Corimbia''s Probe Profiler software is designed to replace the standard algorithms used with Affymetrix GeneChip microarray systems. "High-throughput platforms have a lot of intricacies in experimental design, and we want to capture that as much as possible," Zareh said. "We''re taking advantage of historical data to get a better understanding of how the probes are behaving, and analyzing the signal in a much more reproducible way."
The company claims that its approach increases the signal-to-noise ratio by as much as a factor of five, and provides up to an eight-fold improvement in sensitivity at the lower detection range. Since many genes have low signal intensity, the software may detect up to six times as many genes. Statistical measures of data quality and reliability are provided along with the results.

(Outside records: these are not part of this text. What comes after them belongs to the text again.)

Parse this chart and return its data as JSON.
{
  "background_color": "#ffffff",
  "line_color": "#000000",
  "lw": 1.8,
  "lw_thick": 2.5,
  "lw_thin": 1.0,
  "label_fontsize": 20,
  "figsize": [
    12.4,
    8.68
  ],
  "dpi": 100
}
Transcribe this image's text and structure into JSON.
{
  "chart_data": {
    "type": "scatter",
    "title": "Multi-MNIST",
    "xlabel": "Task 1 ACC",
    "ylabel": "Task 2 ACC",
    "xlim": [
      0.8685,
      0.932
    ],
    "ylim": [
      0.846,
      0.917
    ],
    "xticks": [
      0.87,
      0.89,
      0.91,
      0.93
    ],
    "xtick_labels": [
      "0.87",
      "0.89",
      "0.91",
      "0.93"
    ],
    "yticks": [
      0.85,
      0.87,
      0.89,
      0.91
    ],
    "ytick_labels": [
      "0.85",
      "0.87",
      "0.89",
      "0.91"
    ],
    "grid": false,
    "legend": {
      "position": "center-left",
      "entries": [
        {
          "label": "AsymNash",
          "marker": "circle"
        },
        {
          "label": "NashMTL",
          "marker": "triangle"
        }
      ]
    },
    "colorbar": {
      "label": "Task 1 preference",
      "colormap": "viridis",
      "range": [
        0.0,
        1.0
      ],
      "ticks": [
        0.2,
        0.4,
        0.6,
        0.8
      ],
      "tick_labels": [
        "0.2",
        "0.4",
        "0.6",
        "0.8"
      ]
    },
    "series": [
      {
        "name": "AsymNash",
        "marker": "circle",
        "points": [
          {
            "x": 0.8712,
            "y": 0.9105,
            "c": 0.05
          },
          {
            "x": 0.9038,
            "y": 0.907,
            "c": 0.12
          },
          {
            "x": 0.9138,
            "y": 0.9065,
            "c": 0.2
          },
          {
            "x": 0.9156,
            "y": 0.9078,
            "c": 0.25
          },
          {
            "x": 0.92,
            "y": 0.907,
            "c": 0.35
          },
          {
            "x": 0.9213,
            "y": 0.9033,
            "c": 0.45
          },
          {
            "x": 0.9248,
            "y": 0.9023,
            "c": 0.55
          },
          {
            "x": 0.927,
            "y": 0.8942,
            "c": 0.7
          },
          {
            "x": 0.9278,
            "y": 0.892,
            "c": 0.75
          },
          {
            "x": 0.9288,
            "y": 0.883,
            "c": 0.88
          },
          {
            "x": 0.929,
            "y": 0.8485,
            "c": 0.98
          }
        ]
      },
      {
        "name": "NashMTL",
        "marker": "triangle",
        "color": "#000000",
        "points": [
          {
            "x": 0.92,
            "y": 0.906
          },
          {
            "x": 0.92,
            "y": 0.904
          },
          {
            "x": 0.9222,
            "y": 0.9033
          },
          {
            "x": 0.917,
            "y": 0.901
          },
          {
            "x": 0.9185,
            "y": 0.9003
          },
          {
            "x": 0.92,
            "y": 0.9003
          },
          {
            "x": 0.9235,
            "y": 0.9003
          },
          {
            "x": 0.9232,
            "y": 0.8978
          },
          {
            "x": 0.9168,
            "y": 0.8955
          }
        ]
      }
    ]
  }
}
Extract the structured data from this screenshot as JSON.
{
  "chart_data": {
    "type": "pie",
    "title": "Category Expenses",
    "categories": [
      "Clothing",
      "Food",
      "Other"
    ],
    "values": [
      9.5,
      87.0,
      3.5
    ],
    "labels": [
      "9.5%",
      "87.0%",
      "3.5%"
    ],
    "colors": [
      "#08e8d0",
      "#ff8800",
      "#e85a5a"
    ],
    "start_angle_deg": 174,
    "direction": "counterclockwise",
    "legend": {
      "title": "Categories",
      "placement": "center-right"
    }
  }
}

Corimbia, headquartered in Berkeley, Calif., was founded in 2000. Its president, Jim Veitch, was formerly a vice president at Gene Logic, where he headed up development of the GeneExpress data warehouse product and associated analysis tools. Zareh, who serves as vice president of business development, also hails from Gene Logic. Executive vice president Dave Wolfinsohn was a co-founder of Real Time Solutions. The chief software architect, Lewis Stiller, developed protein-folding models at Los Alamos National Laboratory and helped write the program that defeated chess champion Gary Kasparov.
The company is just beginning to scale up its marketing efforts. Pilot projects are underway with one large pharmaceutical firm and three biotechnology companies. Current academic collaborators include the University of California at San Francisco. The company''s business model assumes that most of the packages sold will be customized for the needs of a particular laboratory, although "as-is" components will also be available, Zareh said. Pricing is still under discussion. Meanwhile, Corimbia is relying on initial investments from its founders and revenue from consulting contracts with three customers.
A patent is pending on the algorithm for Affymetrix signal analysis, and the company may file patents on some other algorithms as well. "But in some cases, patenting would be counterproductive because we''d have to reveal our methods. Those we''ll keep private," Zareh said.
While gene expression profiling is Corimbia''s first application, it won''t be the last, Zareh predicted. Besides additional analysis tools for the Probe Profiler product, experimental design and LIMS packages are also on the drawing board. "One of the areas in which we see a great need is process control. We intend to play a role in that arena as well," he said.